The analysis is called «Corrupted DNS Resolution Paths» and studies the average DNS servers used on the Internet to resolve addresses using IP addresses. At issue is the fact that criminals are combining those same servers with new tactics to create a new generation of security attacks. phishing.

Threats begin when a user accesses a website or opens a malicious attachment that exploits a bug on the computer. From there, hacker change a file in the Windows registry configuration, asking the computer to go to the malicious server to fetch all the DNS information.

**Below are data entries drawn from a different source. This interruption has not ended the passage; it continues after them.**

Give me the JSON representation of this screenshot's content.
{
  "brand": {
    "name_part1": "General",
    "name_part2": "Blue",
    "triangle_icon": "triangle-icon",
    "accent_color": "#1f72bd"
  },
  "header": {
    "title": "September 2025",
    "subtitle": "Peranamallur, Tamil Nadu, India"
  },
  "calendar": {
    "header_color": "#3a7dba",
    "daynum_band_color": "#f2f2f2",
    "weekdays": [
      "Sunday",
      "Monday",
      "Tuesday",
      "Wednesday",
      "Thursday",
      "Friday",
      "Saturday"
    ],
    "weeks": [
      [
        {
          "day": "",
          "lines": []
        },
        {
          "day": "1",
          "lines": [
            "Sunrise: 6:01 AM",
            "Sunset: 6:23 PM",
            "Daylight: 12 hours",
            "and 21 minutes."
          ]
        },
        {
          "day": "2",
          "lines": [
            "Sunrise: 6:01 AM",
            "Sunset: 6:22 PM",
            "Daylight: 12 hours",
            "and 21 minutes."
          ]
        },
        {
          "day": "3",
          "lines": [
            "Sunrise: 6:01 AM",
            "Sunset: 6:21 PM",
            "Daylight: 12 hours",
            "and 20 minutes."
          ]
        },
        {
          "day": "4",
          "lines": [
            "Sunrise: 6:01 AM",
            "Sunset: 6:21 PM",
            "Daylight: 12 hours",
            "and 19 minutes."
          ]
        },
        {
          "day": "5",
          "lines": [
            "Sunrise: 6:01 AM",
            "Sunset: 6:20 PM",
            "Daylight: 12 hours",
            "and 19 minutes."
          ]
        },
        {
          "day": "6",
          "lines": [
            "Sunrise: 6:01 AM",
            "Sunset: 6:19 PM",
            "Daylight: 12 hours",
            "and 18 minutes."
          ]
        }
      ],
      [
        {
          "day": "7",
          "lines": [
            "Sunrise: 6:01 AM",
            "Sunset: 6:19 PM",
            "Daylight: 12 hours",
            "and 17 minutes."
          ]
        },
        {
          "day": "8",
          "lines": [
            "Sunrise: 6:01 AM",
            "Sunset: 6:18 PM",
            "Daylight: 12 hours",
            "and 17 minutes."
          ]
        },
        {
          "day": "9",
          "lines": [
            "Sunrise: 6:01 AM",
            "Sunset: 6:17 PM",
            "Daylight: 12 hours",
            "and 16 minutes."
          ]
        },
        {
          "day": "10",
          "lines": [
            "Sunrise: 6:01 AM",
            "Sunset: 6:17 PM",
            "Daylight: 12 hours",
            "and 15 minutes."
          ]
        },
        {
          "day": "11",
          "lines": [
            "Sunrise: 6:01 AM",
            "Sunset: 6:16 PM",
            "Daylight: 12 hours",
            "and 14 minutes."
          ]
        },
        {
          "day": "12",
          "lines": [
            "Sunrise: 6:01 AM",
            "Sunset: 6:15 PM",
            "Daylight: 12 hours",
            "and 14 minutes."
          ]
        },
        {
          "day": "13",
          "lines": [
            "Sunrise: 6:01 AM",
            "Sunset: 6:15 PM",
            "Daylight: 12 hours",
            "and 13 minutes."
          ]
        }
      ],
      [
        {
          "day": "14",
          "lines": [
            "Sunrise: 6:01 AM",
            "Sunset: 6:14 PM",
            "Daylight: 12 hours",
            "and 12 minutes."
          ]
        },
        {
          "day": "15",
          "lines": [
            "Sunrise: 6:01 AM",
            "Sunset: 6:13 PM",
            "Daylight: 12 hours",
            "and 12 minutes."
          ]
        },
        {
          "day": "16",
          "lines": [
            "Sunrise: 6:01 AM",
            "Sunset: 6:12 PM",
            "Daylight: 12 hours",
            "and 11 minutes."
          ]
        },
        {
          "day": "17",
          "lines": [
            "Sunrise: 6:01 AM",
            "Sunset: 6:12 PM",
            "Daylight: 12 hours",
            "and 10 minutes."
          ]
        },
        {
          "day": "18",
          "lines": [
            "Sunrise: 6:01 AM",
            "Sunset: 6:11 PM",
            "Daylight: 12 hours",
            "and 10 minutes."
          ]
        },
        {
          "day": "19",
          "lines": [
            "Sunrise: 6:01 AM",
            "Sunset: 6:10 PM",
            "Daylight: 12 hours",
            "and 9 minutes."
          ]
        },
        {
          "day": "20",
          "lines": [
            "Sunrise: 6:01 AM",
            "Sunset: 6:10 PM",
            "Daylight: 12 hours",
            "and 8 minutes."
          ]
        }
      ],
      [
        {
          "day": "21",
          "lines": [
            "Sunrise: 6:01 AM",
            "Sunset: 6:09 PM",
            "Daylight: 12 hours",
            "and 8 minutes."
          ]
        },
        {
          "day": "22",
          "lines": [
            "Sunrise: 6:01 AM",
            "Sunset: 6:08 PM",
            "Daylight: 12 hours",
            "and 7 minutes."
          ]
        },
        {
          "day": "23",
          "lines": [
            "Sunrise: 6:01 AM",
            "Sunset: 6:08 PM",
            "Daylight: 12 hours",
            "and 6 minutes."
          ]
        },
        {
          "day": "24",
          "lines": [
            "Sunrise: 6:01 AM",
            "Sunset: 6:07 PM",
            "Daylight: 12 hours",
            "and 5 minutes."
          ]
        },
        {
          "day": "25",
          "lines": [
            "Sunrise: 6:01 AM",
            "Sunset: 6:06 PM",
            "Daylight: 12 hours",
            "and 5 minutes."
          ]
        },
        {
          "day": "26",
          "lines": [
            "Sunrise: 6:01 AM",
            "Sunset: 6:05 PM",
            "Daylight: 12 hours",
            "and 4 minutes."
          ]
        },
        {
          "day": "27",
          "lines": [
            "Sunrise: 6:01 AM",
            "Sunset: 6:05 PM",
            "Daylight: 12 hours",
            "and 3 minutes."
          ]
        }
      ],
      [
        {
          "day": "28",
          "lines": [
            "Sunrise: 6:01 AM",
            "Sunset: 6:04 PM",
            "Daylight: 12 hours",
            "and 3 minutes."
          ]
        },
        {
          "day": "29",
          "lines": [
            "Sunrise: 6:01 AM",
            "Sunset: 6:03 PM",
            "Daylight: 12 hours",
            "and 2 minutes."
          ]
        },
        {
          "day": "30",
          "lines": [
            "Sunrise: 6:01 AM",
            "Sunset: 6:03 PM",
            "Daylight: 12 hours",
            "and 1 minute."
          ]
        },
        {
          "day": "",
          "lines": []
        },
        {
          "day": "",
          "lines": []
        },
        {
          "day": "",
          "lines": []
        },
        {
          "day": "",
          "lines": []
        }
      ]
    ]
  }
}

If the initial code is not detected by the antivirus, the hackers immediately have remote control of the user’s computer, taking them to phishing and others where you can get the data from the internet user.

Analysts estimate that there are 17 million servers open-recursive DNS on the Internet, with the majority providing concrete information about a user, something particularly useful for hackers.

The work team involved in this analysis believes that about 0.4 percent of servers have malicious behavior, which corresponds to 68 thousand servers providing false responses to DNS requests.

David Dagon, of the Georgia Institute of Technology, says that this is a crime «with few witnesses» that directs users to «servers that do nothing but pollute the view of Internet users with ads», or to steal information from them , quotes PC World.